Online inspection of surface cracks at elevated temperature is more challenging for the health monitoring of the Tokamak structures. An experimental investigation has been also conducted to investigate the feasibility of LAST method for surface crack inspection at elevated temperature. In the experiment, a steel plate with a fatigue crack was heated to different temperature.When the temperature of the specimen reached to 373 K, 473 K,and 573 K, corresponding LAST measurements were conducted respectively. Figure 12(a) shows the raw thermal images measured on the specimen at different initial temperatures with a 2 s laser heating pulse. At room temperature, the laser spot array can be clearly observed and the crack can be identified without particular image processing. However, with the rising of initial temperature, the thermal contrast of thermal images becomes much lower and the crack indication is also masked by the background noises. Figure 12(b) shows the corresponding background free images for the raw thermal images. After the image processing, as the background noise is stationary, only the laser induced temperature variation is retained. Figure 13 shows the final crack extraction results for the thermal images of different initial temperatures. The results reveal that the good detection capabilities of LAST can be maintained for surface cracks even at elevated temperature.

Fig. 12. Thermal images measured on a specimen with different initial temperatures. a Raw thermal images, b computed background free images

Fig. 13. Final crack extraction results for thermal images of different initial temperatures.
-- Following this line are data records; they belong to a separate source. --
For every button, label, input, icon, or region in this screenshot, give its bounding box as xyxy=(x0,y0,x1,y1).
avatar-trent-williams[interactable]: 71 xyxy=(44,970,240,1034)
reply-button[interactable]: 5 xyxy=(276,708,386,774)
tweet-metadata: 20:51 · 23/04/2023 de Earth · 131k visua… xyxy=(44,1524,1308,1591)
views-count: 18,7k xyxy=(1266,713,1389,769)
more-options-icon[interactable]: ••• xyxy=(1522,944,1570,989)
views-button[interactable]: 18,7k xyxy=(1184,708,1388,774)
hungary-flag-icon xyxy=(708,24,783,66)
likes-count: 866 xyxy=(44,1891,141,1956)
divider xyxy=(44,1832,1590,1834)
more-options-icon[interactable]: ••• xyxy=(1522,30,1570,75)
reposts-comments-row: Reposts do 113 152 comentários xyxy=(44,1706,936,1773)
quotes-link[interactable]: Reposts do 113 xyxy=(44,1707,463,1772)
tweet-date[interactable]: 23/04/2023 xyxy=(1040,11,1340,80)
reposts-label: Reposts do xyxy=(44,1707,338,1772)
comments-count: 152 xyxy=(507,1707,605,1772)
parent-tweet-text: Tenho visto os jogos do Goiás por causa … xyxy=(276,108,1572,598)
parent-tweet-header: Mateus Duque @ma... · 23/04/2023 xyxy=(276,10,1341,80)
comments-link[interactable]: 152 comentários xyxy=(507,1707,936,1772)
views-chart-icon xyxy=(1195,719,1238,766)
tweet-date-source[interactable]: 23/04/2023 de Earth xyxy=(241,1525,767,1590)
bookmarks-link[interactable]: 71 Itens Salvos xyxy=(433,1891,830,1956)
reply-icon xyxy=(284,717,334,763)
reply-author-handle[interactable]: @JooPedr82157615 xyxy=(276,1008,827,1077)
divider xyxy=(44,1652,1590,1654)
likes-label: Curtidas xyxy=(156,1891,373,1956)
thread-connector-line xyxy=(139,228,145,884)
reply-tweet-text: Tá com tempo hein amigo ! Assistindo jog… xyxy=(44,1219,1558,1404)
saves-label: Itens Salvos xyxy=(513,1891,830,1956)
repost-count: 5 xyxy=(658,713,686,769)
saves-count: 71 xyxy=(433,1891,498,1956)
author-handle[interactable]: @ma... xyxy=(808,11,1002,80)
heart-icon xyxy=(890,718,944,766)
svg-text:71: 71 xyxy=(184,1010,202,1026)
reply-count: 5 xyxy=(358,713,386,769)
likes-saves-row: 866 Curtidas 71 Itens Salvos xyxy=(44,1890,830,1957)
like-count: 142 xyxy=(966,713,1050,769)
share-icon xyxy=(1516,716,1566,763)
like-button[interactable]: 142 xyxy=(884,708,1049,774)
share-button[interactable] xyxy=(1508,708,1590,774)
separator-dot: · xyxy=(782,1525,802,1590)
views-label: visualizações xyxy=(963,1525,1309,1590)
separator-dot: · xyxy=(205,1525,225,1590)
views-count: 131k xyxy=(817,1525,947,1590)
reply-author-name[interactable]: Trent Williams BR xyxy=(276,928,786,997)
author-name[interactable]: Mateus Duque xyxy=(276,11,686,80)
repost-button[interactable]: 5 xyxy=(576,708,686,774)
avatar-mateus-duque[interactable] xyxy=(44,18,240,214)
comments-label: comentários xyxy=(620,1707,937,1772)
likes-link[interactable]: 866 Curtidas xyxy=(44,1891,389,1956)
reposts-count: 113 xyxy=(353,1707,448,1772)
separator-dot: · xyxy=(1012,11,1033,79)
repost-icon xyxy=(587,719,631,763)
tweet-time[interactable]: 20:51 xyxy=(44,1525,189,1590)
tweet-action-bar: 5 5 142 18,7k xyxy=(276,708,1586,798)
A review of the recent progress on the UT and IRT methods for Tokamak PFCs inspection by authors is given in this paper. In order to evaluate the quality of the PFCs during manufacturing and in service, various new NDT methods for different inspection objects and application environment are introduced and evaluated.

Firstly, an UT system using a focused probe to inspect the bonding quality of the W/Cu W/Cu monoblocks is introduced.The HHF testing demonstrated the feasibility of the rotating UT system and inspection procedure. Second, a non-contact, coupling-free and flexible EMAT scanning testing system with a robotic inspection manipulator is described for the in-vessel inspection of delamination defect in FW. The delamination defects with different size in a simulated FW specimen can be properly detected by using the C-scan EMAT. Third, researches on the feasibility of the laser thermography technique for remote and online detection of delamination and surface crack in FW were introduced. The detectability of the LIRT method can reach to a depth-to-width ratio as small as 1.0. In addition, a flexible fiber-guided LAST testing method can be used to measure the surface cracks in FW. Finally, it was proved that cracks can still be visualized with the aid of some image processing even at an elevated temperature.

Acknowledgments

The authors would like to thank the National Magnetic Confinement Fusion Program of China (Grant 2013GB113005) and the National Natural Science Foundation of China (Grants 51577139 and 11502192) for funding.